深刻な介護士不足。現状打破は「介護保険料の値上げ」から
本来であれば、市場メカニズムが働いて「介護士の需要が介護士の供給を上回っているから、介護士の時給が上昇する」はずです。
ところが介護士の給料は介護保険料から支払われているため、市場メカニズムが働きません。
そこで必要となるのが「政府に働きかけること」と言えるでしょう。
介護士の給料が均衡賃金より低いなら、介護士の給料を上げれば良い、それだけのことです。政府に介護士の給料の引き上げを要求すれば良いのです。
ちなみに均衡賃金というのは労働力の需要と供給を一致させる賃金水準のことで、これより低い賃金では労働力不足が生じる、というものです。
「やりがい搾取は介護士がかわいそうだから」「介護士が不足すると日本経済が困るから」など、理由は人それぞれで構いません。「介護士の給料水準を上げよう」という声が国民の間で高まることを、筆者は強く望んでいます。
問題は、介護士の給料を上げるためには介護保険料を値上げする(あるいは税金を投入する)ことが必要となる点でしょう。
政府に要求するなら、負担を覚悟する必要がある
政府に向かって「介護士の給料の引き上げてほしい」と言うのは簡単です。

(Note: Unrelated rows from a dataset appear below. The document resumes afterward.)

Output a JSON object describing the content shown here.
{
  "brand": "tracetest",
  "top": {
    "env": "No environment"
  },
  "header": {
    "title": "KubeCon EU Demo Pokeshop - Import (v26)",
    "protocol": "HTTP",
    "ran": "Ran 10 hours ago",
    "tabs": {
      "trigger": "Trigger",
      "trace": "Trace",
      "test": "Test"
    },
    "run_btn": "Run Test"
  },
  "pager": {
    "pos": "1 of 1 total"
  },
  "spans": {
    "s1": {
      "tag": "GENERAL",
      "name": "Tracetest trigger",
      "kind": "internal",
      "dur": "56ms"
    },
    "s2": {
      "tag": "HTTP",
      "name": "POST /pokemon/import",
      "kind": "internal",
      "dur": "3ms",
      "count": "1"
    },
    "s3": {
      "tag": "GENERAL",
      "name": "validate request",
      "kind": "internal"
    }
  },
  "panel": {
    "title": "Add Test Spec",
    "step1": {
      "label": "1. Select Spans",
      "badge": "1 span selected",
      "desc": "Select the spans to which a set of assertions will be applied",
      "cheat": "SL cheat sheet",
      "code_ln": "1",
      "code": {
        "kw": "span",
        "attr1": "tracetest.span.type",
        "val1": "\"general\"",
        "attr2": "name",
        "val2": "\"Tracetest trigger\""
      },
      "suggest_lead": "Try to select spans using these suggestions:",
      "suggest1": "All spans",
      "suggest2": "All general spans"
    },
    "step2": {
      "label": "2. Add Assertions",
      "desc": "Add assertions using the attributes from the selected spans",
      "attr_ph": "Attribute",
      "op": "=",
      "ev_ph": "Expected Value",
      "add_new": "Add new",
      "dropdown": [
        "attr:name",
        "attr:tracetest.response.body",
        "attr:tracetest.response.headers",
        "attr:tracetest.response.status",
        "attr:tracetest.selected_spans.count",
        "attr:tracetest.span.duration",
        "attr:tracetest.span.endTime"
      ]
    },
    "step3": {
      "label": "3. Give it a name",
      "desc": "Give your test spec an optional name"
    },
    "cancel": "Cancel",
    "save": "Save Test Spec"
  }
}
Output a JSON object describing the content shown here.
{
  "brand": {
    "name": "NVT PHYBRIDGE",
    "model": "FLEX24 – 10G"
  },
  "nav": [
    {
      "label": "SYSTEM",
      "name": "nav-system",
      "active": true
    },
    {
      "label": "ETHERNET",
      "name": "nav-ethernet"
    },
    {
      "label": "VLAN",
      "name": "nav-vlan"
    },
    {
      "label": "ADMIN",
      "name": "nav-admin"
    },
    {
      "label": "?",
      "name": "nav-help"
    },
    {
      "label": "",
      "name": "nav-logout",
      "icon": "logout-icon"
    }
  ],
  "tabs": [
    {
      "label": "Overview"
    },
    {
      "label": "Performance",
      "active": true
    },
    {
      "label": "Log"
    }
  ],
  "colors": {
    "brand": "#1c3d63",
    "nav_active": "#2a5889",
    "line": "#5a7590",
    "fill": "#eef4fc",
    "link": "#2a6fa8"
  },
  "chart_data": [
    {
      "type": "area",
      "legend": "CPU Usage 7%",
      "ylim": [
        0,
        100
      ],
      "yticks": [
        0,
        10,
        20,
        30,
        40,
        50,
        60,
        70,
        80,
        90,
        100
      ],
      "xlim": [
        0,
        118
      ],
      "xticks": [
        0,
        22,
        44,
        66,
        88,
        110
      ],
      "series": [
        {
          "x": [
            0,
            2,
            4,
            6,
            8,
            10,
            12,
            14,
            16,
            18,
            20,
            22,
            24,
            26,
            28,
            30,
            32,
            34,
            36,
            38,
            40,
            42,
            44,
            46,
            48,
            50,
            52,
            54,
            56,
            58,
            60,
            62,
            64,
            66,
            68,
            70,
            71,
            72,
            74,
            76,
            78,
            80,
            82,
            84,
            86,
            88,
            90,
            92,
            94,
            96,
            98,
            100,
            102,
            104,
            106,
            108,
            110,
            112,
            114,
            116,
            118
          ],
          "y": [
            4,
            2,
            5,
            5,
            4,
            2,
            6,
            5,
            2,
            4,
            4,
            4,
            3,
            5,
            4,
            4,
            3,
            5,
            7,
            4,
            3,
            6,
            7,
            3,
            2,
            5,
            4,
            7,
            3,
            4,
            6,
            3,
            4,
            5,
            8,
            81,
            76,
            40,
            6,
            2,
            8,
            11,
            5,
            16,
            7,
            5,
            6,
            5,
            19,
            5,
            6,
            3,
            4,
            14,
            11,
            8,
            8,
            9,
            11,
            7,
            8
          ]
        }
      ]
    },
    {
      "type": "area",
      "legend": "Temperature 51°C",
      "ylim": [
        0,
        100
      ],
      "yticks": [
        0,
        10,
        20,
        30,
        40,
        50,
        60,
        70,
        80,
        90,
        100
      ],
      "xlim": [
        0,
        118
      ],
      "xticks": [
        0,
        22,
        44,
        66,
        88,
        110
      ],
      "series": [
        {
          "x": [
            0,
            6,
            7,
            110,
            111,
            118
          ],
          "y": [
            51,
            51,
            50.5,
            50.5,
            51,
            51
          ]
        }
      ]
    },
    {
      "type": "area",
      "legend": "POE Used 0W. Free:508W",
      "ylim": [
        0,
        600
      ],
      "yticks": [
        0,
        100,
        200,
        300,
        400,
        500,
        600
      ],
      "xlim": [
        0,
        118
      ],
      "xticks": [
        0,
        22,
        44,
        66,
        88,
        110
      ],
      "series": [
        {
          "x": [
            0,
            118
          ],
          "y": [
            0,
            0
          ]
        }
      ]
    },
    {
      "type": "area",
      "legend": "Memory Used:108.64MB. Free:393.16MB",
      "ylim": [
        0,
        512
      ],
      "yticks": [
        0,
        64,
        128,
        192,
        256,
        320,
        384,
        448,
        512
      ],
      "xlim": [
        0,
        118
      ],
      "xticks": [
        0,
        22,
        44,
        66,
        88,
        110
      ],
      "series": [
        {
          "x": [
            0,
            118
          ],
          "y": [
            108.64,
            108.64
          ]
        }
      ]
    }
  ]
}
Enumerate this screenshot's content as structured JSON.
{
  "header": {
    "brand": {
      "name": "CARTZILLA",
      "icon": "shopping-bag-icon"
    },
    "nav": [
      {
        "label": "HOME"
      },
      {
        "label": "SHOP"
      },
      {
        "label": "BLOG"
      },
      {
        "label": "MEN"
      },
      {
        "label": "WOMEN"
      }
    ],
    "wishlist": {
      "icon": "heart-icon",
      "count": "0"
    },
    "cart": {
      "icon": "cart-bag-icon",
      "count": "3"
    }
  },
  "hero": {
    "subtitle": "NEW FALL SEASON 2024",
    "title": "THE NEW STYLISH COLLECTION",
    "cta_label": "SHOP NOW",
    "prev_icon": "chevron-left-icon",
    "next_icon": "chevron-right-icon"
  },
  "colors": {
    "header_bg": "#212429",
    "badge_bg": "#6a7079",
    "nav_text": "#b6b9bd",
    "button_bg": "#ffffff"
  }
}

しかしそのためには「介護士の給料を上げるために必要なら、介護保険料の引き上げには喜んで応じます」と言う必要があるわけです。
日本人はともすると
- 税金はお上が「召しあげる」もの
- 行政サービスはお上が「施してくれる」もの
と別々に考える傾向にありますが、行政サービスと負担は連動する」ということをしっかり認識しておく必要があります。